As CCO at adam&eveDDB, Richard Brim has played a significant role in bringing us some of the our most memorable ads, and consequently transforming the brands behind them into pillars of both marketing and wider culture.
Brim is perhaps most associated with the John Lewis Christmas ads – now a hallmark of the festive calendar in the UK – with most of these ads having emerged under his watch. Yet he and his team make regular business of tapping into real life and real conversations across their portfolio, in ads for brands as varied as PlayStation, Marmite and the National Lottery.
Here, Brim takes us through his early path into a creative field, his thoughts on the future of the industry, and the best lessons he’s been taught along the way.
Early beginnings I grew up in Manchester and from an early age I was always quite artsy. It was the sort of environment where you either went to work for your dad, or you went and did a professional vocation, or worked in recruitment or a lawyer or the like.
I don’t think you’re born loving advertising. I don’t think there’s a thing where you’re like, ‘I want to get into advertising’. But I was interested in the early days of BBH, the Boddington’s ads, and the magazines at the time – Sky, The Face, i-D. Ads were the things you put on your wall. A Levi’s ad dropped and people spoke about it. For me, [a career in advertising] was the only way I could see to make a living out of what I was into.
I majored in advertising but I minored in photography, and it soon took over – I really enjoyed the photography side of it. I just got into the system then. I found myself a creative partner and we started working together and then we started getting placements. I found myself very quickly going down that road, and I really enjoyed it. The way I describe it is, it’s the best week of The Apprentice. And everyone’s always got an ad in them, everyone’s always got a film in them. The best thing is when I go back to Manchester and my dad goes, ‘Oh I’ve got an ad, I’ve got an idea for you – you can have that,’ and I’m like, ‘Cheers dad….’
First impressions I had a stint at an agency called Springer & Jacoby – which is not with us any more – in Hamburg. It was the most bizarre experience of my life because we found ourselves as two schmucks straight out of college, and they’d taken us straight over to Hamburg. We were put in this office, and all these people we were going to be working with – you just come up with ideas, we’ve got copywriters and art directors.

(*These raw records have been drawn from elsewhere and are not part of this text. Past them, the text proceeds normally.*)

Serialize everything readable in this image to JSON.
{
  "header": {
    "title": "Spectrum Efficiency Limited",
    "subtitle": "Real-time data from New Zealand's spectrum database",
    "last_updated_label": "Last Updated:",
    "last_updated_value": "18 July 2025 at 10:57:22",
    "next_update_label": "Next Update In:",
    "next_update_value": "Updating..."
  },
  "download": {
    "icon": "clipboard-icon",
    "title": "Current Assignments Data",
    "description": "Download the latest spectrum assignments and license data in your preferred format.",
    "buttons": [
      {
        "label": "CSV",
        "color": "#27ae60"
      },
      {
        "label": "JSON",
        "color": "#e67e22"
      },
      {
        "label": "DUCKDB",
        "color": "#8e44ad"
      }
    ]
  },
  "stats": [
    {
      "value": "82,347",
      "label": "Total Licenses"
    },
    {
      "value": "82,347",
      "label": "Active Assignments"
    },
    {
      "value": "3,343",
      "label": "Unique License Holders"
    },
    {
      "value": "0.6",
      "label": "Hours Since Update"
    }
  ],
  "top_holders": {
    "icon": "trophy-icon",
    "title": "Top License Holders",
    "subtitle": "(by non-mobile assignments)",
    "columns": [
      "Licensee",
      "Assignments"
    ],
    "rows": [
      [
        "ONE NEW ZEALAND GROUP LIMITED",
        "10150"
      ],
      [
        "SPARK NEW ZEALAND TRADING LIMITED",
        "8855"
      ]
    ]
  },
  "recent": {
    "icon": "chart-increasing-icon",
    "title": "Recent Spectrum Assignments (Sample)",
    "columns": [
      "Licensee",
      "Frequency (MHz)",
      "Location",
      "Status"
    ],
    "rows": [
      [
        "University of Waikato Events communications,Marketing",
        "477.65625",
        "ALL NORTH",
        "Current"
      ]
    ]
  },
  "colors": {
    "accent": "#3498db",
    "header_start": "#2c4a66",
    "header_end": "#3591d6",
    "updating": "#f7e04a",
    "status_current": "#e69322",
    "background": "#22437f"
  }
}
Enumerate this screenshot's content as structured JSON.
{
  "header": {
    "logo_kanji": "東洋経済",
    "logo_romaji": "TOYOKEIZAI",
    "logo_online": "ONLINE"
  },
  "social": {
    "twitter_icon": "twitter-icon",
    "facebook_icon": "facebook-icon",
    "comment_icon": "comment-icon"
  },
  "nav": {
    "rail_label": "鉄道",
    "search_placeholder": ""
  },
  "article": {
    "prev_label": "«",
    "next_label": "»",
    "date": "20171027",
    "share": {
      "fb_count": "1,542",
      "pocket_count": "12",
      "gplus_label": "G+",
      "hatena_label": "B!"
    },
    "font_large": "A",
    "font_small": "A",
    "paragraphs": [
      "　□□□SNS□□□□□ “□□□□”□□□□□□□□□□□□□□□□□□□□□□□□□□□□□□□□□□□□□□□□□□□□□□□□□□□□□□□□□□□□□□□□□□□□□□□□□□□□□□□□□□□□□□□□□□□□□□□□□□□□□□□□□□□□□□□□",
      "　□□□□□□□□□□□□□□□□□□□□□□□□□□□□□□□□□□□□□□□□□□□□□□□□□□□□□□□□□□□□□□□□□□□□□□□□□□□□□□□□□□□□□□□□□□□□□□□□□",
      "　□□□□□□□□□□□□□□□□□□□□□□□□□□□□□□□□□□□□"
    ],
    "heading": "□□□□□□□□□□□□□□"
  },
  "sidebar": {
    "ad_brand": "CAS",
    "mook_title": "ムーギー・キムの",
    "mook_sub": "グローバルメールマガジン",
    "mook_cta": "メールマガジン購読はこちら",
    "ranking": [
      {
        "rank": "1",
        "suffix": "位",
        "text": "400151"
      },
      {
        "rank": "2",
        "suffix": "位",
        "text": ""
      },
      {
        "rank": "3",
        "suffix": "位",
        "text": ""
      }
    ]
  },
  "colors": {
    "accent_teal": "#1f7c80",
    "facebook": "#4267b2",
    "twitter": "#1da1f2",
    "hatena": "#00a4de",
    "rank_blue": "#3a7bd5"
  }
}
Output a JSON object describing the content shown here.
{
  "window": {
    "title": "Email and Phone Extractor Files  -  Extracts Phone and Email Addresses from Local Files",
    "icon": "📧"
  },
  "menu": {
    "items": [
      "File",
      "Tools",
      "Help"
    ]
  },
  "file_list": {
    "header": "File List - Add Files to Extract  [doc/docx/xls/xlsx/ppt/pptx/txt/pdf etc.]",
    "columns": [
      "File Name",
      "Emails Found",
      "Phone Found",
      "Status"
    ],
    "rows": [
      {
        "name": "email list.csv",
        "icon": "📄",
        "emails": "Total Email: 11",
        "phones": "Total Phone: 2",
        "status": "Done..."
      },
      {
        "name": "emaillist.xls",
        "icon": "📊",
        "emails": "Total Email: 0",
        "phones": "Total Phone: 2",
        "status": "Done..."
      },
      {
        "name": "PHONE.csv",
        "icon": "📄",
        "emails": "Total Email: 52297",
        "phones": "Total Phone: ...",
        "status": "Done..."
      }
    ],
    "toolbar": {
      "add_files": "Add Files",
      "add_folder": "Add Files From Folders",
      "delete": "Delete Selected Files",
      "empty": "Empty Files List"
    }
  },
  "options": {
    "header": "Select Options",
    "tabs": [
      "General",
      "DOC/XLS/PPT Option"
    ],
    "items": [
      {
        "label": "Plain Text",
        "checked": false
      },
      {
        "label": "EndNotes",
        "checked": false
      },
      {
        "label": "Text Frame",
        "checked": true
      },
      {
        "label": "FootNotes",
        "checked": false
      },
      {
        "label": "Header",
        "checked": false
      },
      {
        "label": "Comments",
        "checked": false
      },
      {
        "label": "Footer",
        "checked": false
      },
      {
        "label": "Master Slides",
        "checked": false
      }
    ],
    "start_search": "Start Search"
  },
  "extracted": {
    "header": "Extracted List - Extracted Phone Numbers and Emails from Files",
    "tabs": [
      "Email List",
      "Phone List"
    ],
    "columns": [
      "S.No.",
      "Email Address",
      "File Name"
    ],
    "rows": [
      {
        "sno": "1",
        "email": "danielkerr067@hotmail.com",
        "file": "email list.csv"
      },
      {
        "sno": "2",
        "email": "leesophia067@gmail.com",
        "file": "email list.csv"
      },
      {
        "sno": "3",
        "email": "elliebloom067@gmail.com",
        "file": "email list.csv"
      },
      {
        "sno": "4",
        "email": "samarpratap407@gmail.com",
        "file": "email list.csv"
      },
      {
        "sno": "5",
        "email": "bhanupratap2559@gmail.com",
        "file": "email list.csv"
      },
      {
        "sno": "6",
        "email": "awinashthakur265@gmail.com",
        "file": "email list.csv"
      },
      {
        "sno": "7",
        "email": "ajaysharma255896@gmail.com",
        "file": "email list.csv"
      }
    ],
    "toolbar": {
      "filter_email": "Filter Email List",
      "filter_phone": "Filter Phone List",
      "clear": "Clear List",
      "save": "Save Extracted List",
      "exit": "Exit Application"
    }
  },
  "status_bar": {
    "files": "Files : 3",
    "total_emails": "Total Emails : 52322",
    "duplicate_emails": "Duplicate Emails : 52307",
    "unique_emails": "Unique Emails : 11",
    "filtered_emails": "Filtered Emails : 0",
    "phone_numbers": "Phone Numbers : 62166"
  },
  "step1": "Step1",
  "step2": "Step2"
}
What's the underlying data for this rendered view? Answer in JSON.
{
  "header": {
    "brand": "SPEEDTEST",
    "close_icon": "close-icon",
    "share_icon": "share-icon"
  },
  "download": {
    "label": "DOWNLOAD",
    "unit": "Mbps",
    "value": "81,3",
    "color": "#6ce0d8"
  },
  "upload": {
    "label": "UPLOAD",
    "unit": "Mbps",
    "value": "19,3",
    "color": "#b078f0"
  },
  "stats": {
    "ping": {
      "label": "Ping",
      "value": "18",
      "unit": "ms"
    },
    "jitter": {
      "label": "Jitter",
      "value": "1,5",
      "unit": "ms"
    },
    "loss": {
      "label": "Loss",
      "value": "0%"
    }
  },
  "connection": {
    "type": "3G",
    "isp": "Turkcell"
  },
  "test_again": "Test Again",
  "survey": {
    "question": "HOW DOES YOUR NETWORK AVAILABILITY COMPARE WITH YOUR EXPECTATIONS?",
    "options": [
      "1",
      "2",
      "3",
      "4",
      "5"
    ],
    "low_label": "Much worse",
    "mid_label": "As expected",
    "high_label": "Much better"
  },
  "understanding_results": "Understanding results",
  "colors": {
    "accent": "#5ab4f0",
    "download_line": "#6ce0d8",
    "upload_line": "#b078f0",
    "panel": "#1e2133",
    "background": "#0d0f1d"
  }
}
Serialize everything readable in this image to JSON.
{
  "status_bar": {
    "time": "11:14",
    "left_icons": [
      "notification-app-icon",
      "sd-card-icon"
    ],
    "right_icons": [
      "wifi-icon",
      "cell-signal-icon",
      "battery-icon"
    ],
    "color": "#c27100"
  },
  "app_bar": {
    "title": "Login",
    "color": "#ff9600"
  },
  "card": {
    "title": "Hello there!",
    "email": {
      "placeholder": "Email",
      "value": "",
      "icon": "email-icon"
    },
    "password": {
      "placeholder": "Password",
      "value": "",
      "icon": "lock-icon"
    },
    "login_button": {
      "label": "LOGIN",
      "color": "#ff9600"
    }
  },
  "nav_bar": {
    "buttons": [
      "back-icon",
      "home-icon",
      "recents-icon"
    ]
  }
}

I remember our Christmas party was Studio 54 themed, and we’re all bussed out to the middle of nowhere, into this TV studio, and there was nothing ‘Studio 54’ about the party. It was just a big old table where we all had dinner, and it looked like a generic Christmas party. And then the creative director came through on a white horse, completely stark bollock naked, got up on the stage and pulled this cord, and then behind this curtain was an exact replica of Studio 54, with the spoon [wall hanging]. Everyone was really, really dressed up. And I think my partner at the time was like, ‘we need to go all out’, so we were there in like suits and we’d sprayed our hair gold – we just looked like we had ginger hair! And everyone else is covered head to toe in glitter. But I just remember going, whoah this is cool, and thought, it can’t really be like this, can it? We got back to London, and it really wasn’t like that. They were still living in the glory days.